I wonder some days if this is inevitable, if the skill we possess is always just a bit behind what we are able to critique and examine. I think about how hard, how very hard, it is to make something and how easy, how incredibly easy, it is to dismiss or undercut or find fault. I think about the work it takes to shield ourselves from all those critical voices in our professional field. I wonder about the use of such voices in the pursuit of making something new.

My own mind counters with a thought: But without those critical voices how do we get better? If no one tells us what we’re doing wrong how do we refine and strive for more?

I think about this thought that my mind has offered me. I look at it like an object on a shelf and in response I think, “But who decides what’s ‘wrong?’ And what exactly is it I’m getting better at?”

I put this second thought on the shelf next to the first and stare at them side by side.

My earliest theatrical experiences were in “community” theater. As a shy teenager plays gave me a structured system to experience lives beyond my own and to examine a theme or idea not just by thinking about it but by physically embodying it day after day. Theater was the way I practiced a kind of empathic weightlifting. The stretch of pretending to be other people made me learn more about myself. I know it made me a braver and more compassionate person.

My friends and I did want to make something “good.” There was a sense of striving in these projects. We hoped our work would be seen as “well done.” But I can look back at those plays and see, of course, that in almost any objective sense of professional theater excellence they  were silly and small. Back then there was so much farther to go.

This is not to say that I want to make sloppy things. I like rigor. But I wonder if hard work is different than polished work. For though I know I will not likely find again the love I once had for Godspell or The Music Man, I do think it is useful to remember what is beautiful about such “community” theater. It allows us a system to join. It brings us together in shared purpose. It is a vehicle for vulnerability in our early learning before we have mastered something.

Most of the theater makers I know did not begin by aiming for “professional.” They began from community. They found love in a space of sharing.

So I wonder about a collective industry adoption of virtuosity and excellence as a sign of our professional status. I wonder if excellence, while understandably desirable, may lead us away from the thing that actually feeds us in being artists.
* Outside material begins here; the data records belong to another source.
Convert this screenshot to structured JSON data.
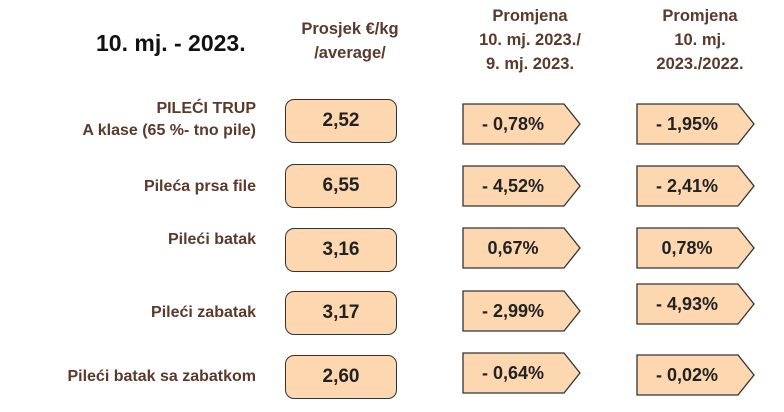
{
  "title": "10. mj. - 2023.",
  "headers": {
    "average": [
      "Prosjek €/kg",
      "/average/"
    ],
    "change_month": [
      "Promjena",
      "10. mj. 2023./",
      "9. mj. 2023."
    ],
    "change_year": [
      "Promjena",
      "10. mj.",
      "2023./2022."
    ]
  },
  "rows": [
    {
      "label": [
        "PILEĆI TRUP",
        "A klase (65 %- tno pile)"
      ],
      "average": "2,52",
      "change_month": "- 0,78%",
      "change_year": "- 1,95%"
    },
    {
      "label": [
        "Pileća prsa file"
      ],
      "average": "6,55",
      "change_month": "- 4,52%",
      "change_year": "- 2,41%"
    },
    {
      "label": [
        "Pileći batak"
      ],
      "average": "3,16",
      "change_month": "0,67%",
      "change_year": "0,78%"
    },
    {
      "label": [
        "Pileći zabatak"
      ],
      "average": "3,17",
      "change_month": "- 2,99%",
      "change_year": "- 4,93%"
    },
    {
      "label": [
        "Pileći batak sa zabatkom"
      ],
      "average": "2,60",
      "change_month": "- 0,64%",
      "change_year": "- 0,02%"
    }
  ],
  "colors": {
    "fill": "#fdd7b0",
    "stroke": "#333333",
    "text": "#5a3a2a"
  }
}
I wonder if virtuosity of craft might slowly build up armor around our bodies and keep us impervious to the vulnerability that keeps us growing and open.

I wonder about other yardsticks with which to measure success:

Happiness?

Connection?

Authenticity?

I know some part of me fears that these seem too genuine, too fuzzy, too amateur. I worry that without Excellence I will be laughed at or pitied.

But I also wonder if maybe this is the feeling of that vulnerability I seem to have lost. And I know for sure that the pursuit of Excellence seems to keep making me angry. So perhaps it’s time to try something new.